# In regard to collision theory, why do molecules have to have the correct orientation in order to react?

Hypothetically speaking, if a reagent in a bimolecular reaction has enough energy to break the bond of the other reagent but is orientated in the wrong direction, why does the bond not break? Does the reagent's orientation affect the activation energy of the reaction somehow? The point I'm trying to make is if you have enough energy to break a bond, why would molecular orientation matter when the same amount of energy is being used to distort bonds regardless of orientation?

Suppose we have a simple reaction of a diatomic and a single atom $\ce{AB + C ->A +BC}$. So the reaction is breaking the bond between $\ce{A}$ and $\ce{B}$, which then bonds to $\ce{C}$. So we might expect the transition state to look like $\ce{A--B--C}$. This suggests the reaction is highly orientation dependent.

Looking at the process as a function of the angle formed by ABC we would expect that a 0 degree angle would vary likely lead to a reaction, since everything is lined up as we would expect, while a 180 degree angle would have almost no chance of forming the desired product as it would aligned more like this $\ce{C--A--B}$. While its not a perfectly linear relationship, we should expect that the reactivity will decrease monotonically as it goes from 0 to 180 degrees.

For more complex structures, the orientation becomes even more important. A large molecule may only have a very small reactive site, and if the other reactant collides with a completely different section of the molecule, there is virtually no chance the desired reaction will occur.

• I understand that if the nuclei of the reagents don't collide correctly the reaction won't occur.

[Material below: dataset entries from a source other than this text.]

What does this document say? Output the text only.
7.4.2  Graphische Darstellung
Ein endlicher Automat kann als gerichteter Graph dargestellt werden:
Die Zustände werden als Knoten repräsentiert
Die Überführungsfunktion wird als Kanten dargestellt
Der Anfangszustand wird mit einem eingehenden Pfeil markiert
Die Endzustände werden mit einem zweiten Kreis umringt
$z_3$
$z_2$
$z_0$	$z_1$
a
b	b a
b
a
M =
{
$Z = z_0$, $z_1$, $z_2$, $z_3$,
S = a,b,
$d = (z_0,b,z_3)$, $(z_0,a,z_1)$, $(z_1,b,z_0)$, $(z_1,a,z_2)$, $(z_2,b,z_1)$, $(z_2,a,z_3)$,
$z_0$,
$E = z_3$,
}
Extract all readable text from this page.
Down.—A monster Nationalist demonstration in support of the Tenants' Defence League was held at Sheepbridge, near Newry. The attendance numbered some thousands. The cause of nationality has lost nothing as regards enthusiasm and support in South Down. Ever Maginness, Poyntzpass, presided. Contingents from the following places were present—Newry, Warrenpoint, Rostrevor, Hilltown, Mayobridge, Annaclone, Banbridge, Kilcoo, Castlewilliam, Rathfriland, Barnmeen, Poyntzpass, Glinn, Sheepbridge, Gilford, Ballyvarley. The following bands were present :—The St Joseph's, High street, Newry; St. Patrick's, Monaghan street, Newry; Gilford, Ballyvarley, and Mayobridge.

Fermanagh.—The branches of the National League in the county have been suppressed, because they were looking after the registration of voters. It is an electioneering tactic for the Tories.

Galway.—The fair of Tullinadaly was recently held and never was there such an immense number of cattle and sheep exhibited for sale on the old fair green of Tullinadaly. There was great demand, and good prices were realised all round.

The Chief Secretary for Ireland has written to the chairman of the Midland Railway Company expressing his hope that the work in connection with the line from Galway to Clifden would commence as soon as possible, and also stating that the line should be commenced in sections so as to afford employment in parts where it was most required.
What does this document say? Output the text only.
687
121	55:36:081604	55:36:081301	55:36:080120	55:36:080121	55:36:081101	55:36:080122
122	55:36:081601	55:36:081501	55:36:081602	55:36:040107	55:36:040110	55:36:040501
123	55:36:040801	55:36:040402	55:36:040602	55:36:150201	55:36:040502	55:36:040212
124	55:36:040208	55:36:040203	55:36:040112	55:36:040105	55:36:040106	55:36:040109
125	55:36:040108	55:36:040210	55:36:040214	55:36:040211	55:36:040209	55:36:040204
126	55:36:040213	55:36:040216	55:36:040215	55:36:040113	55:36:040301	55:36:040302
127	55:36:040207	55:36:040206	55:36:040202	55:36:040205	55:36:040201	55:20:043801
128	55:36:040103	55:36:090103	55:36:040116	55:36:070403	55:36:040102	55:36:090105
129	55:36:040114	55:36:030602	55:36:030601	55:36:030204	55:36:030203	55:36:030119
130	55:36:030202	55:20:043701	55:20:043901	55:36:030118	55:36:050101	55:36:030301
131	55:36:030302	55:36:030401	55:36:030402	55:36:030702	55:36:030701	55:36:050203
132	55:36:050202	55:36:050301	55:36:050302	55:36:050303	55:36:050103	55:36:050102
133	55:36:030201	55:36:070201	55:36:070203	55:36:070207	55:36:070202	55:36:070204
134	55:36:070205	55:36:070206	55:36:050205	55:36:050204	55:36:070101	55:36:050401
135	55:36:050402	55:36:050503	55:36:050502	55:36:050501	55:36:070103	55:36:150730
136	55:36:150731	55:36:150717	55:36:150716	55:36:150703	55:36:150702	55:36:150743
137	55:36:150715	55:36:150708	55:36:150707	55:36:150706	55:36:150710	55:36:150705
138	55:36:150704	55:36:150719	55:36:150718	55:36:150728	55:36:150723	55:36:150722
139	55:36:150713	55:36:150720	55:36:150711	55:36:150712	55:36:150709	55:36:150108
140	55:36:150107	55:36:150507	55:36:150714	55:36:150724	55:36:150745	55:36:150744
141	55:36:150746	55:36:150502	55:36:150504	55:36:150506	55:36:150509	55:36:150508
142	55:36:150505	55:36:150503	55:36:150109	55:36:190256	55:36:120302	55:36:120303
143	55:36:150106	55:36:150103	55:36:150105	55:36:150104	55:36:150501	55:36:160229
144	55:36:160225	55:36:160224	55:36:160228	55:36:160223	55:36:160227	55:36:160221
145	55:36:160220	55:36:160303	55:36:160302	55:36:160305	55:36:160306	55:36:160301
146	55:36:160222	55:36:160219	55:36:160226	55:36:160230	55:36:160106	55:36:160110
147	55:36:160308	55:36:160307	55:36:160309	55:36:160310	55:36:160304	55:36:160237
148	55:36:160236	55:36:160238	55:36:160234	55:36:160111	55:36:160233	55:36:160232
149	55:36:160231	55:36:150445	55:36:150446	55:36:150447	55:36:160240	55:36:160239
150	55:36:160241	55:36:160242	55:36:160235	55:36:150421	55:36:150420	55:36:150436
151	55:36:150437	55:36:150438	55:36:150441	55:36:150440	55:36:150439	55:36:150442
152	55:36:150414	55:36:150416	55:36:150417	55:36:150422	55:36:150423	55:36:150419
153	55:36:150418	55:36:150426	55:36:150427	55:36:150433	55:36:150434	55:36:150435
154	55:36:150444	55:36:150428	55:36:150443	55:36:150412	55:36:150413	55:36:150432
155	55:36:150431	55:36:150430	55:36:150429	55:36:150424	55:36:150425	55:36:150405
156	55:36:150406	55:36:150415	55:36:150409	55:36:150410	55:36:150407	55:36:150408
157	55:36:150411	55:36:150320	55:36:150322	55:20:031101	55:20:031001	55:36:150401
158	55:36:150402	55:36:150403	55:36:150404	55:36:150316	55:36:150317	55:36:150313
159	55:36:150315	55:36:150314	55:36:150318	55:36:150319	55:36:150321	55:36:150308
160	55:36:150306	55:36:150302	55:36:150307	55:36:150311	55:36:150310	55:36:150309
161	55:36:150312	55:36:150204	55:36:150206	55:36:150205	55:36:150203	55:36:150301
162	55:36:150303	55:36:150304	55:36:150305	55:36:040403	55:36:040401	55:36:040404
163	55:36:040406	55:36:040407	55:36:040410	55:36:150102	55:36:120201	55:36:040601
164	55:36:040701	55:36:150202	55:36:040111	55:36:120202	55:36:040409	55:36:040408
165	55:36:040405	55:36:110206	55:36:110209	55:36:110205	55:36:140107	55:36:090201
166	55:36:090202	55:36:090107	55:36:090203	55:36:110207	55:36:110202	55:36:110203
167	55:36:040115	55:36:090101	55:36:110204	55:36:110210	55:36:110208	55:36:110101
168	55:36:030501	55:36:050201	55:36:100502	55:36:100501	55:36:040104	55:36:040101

My gripe is when temperature remains constant why wouldn't the "AB" bond break since the same amount of energy is being transferred to the molecule. – henrey2306 Aug 10 '18 at 4:01
• @henrey2306 well if it was ~180 degrees it might still break, it just wouldn't form the same products. If however, the angle was closer to 90 degrees, the bond would be unlikely to break at all because while the particles may be travelling with the same amount of energy in each case, the orientation of the collision determines how much of that energy goes into breaking the bond. If the particles only skim each other or collide at an odd angle, the energy of the collision doesn't go into breaking the bond. – Tyberius Aug 10 '18 at 4:08

If you have two huge molecules, say, a sterol in you want to change an OH by some reaction, then clearly the way the reactants approach one another is important.

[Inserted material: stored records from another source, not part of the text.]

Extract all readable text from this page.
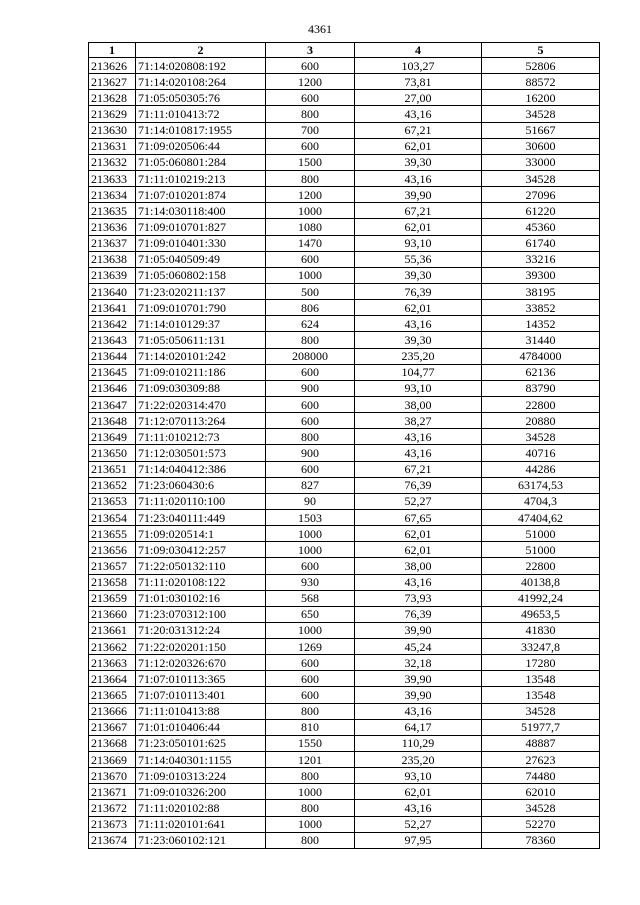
4361
1	2	3	4	5
213626	71:14:020808:192	600	103,27	52806
213627	71:14:020108:264	1200	73,81	88572
213628	71:05:050305:76	600	27,00	16200
213629	71:11:010413:72	800	43,16	34528
213630	71:14:010817:1955	700	67,21	51667
213631	71:09:020506:44	600	62,01	30600
213632	71:05:060801:284	1500	39,30	33000
213633	71:11:010219:213	800	43,16	34528
213634	71:07:010201:874	1200	39,90	27096
213635	71:14:030118:400	1000	67,21	61220
213636	71:09:010701:827	1080	62,01	45360
213637	71:09:010401:330	1470	93,10	61740
213638	71:05:040509:49	600	55,36	33216
213639	71:05:060802:158	1000	39,30	39300
213640	71:23:020211:137	500	76,39	38195
213641	71:09:010701:790	806	62,01	33852
213642	71:14:010129:37	624	43,16	14352
213643	71:05:050611:131	800	39,30	31440
213644	71:14:020101:242	208000	235,20	4784000
213645	71:09:010211:186	600	104,77	62136
213646	71:09:030309:88	900	93,10	83790
213647	71:22:020314:470	600	38,00	22800
213648	71:12:070113:264	600	38,27	20880
213649	71:11:010212:73	800	43,16	34528
213650	71:12:030501:573	900	43,16	40716
213651	71:14:040412:386	600	67,21	44286
213652	71:23:060430:6	827	76,39	63174,53
213653	71:11:020110:100	90	52,27	4704,3
213654	71:23:040111:449	1503	67,65	47404,62
213655	71:09:020514:1	1000	62,01	51000
213656	71:09:030412:257	1000	62,01	51000
213657	71:22:050132:110	600	38,00	22800
213658	71:11:020108:122	930	43,16	40138,8
213659	71:01:030102:16	568	73,93	41992,24
213660	71:23:070312:100	650	76,39	49653,5
213661	71:20:031312:24	1000	39,90	41830
213662	71:22:020201:150	1269	45,24	33247,8
213663	71:12:020326:670	600	32,18	17280
213664	71:07:010113:365	600	39,90	13548
213665	71:07:010113:401	600	39,90	13548
213666	71:11:010413:88	800	43,16	34528
213667	71:01:010406:44	810	64,17	51977,7
213668	71:23:050101:625	1550	110,29	48887
213669	71:14:040301:1155	1201	235,20	27623
213670	71:09:010313:224	800	93,10	74480
213671	71:09:010326:200	1000	62,01	62010
213672	71:11:020102:88	800	43,16	34528
213673	71:11:020101:641	1000	52,27	52270
213674	71:23:060102:121	800	97,95	78360
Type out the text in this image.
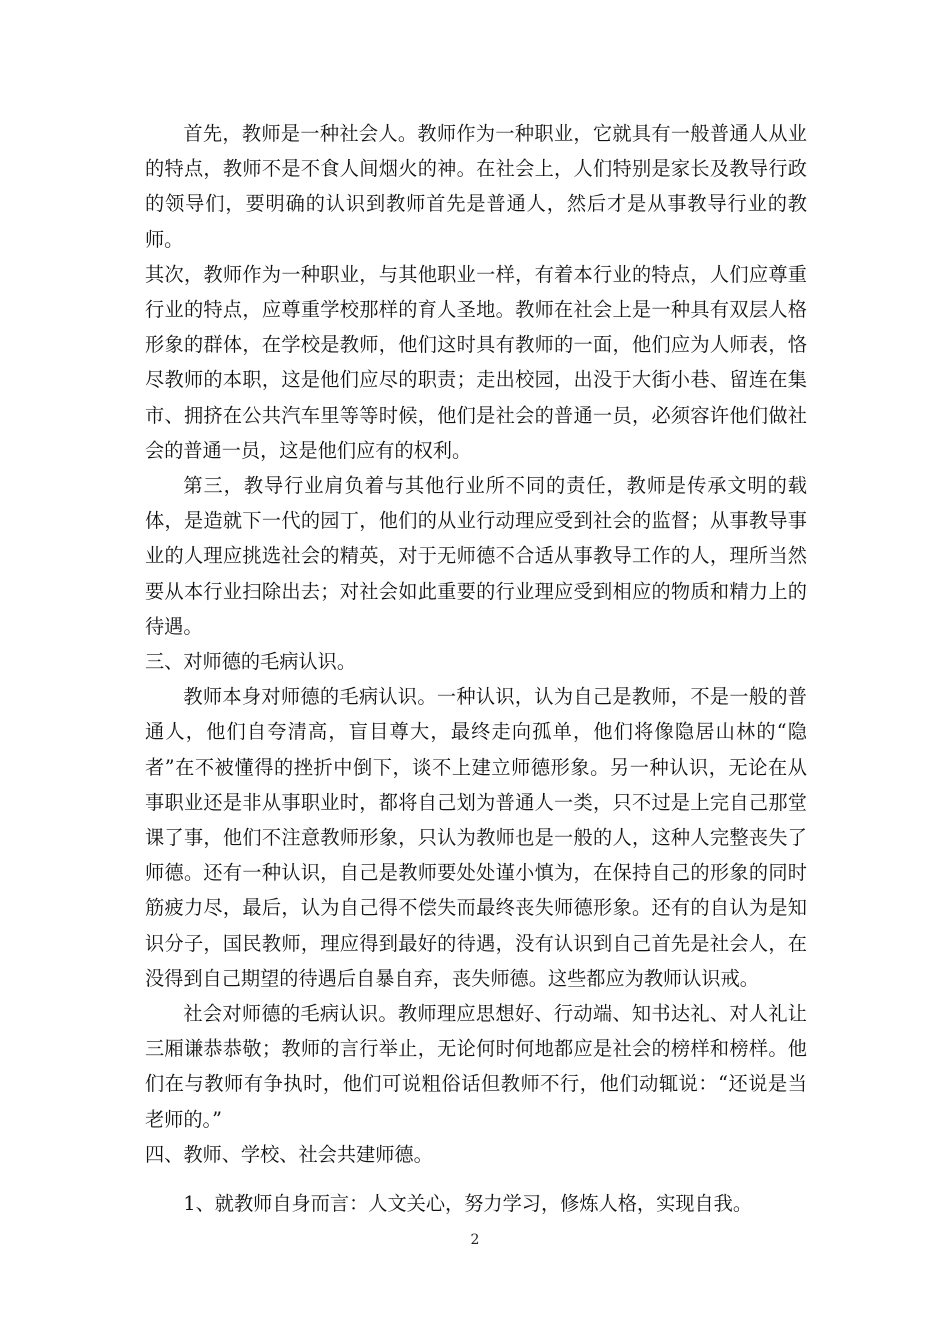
首先，教师是一种社会人。教师作为一种职业，它就具有一般普通人从业的特点，教师不是不食人间烟火的神。在社会上，人们特别是家长及教导行政的领导们，要明确的认识到教师首先是普通人，然后才是从事教导行业的教师。

其次，教师作为一种职业，与其他职业一样，有着本行业的特点，人们应尊重行业的特点，应尊重学校那样的育人圣地。教师在社会上是一种具有双层人格形象的群体，在学校是教师，他们这时具有教师的一面，他们应为人师表，恪尽教师的本职，这是他们应尽的职责；走出校园，出没于大街小巷、留连在集市、拥挤在公共汽车里等等时候，他们是社会的普通一员，必须容许他们做社会的普通一员，这是他们应有的权利。

第三，教导行业肩负着与其他行业所不同的责任，教师是传承文明的载体，是造就下一代的园丁，他们的从业行动理应受到社会的监督；从事教导事业的人理应挑选社会的精英，对于无师德不合适从事教导工作的人，理所当然要从本行业扫除出去；对社会如此重要的行业理应受到相应的物质和精力上的待遇。

三、对师德的毛病认识。

教师本身对师德的毛病认识。一种认识，认为自己是教师，不是一般的普通人，他们自夸清高，盲目尊大，最终走向孤单，他们将像隐居山林的“隐者”在不被懂得的挫折中倒下，谈不上建立师德形象。另一种认识，无论在从事职业还是非从事职业时，都将自己划为普通人一类，只不过是上完自己那堂课了事，他们不注意教师形象，只认为教师也是一般的人，这种人完整丧失了师德。还有一种认识，自己是教师要处处谨小慎为，在保持自己的形象的同时筋疲力尽，最后，认为自己得不偿失而最终丧失师德形象。还有的自认为是知识分子，国民教师，理应得到最好的待遇，没有认识到自己首先是社会人，在没得到自己期望的待遇后自暴自弃，丧失师德。这些都应为教师认识戒。

社会对师德的毛病认识。教师理应思想好、行动端、知书达礼、对人礼让三厢谦恭恭敬；教师的言行举止，无论何时何地都应是社会的榜样和榜样。他们在与教师有争执时，他们可说粗俗话但教师不行，他们动辄说：“还说是当老师的。”

四、教师、学校、社会共建师德。

1、就教师自身而言：人文关心，努力学习，修炼人格，实现自我。

2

In the case of a reaction such as $\ce{Cl + OH \to HCl + O}$ then it does depend on the angle of approach. This is because the potential energy is not spherical around the diatomic but is different when approaching along the 'line of centres' compared to approaching at right angles to the OH bond.

Additionally the vibrational energy in a diatomic can have a vital role, not only in how many quanta are excited but at what point in the vibrational motion the collisions occurs. The effect is such that even if there is enough total energy to overcome the barrier to products, i.e. to get over the transition state, vibrational motion can easily frustrate this and the reaction heads back on itself after climbing up towards the transition state.

You don't have enough energy to break the bond. The reaction's activation energy is (in most cases) lower than the energy level needed to first break one bond and only then form the other.

If your thermal energy is high enough, the two particles form a complex transition state IF the geometry is right. This transition state decays then forwards or backwards. If the geometry (orientation) is wrong, you don't get the transition state. Orbitals with wrong orientation don't overlap, energetically, and you absolutely need the energy from the new bond that is already forming to loosen the old one.

If your thermal energy was actually high enough to just break the bond, that could happen at every collision, also e.g. with inert gas/solvent molecules, or when the molecule bumps together with its own kind. That's called pyrolysis.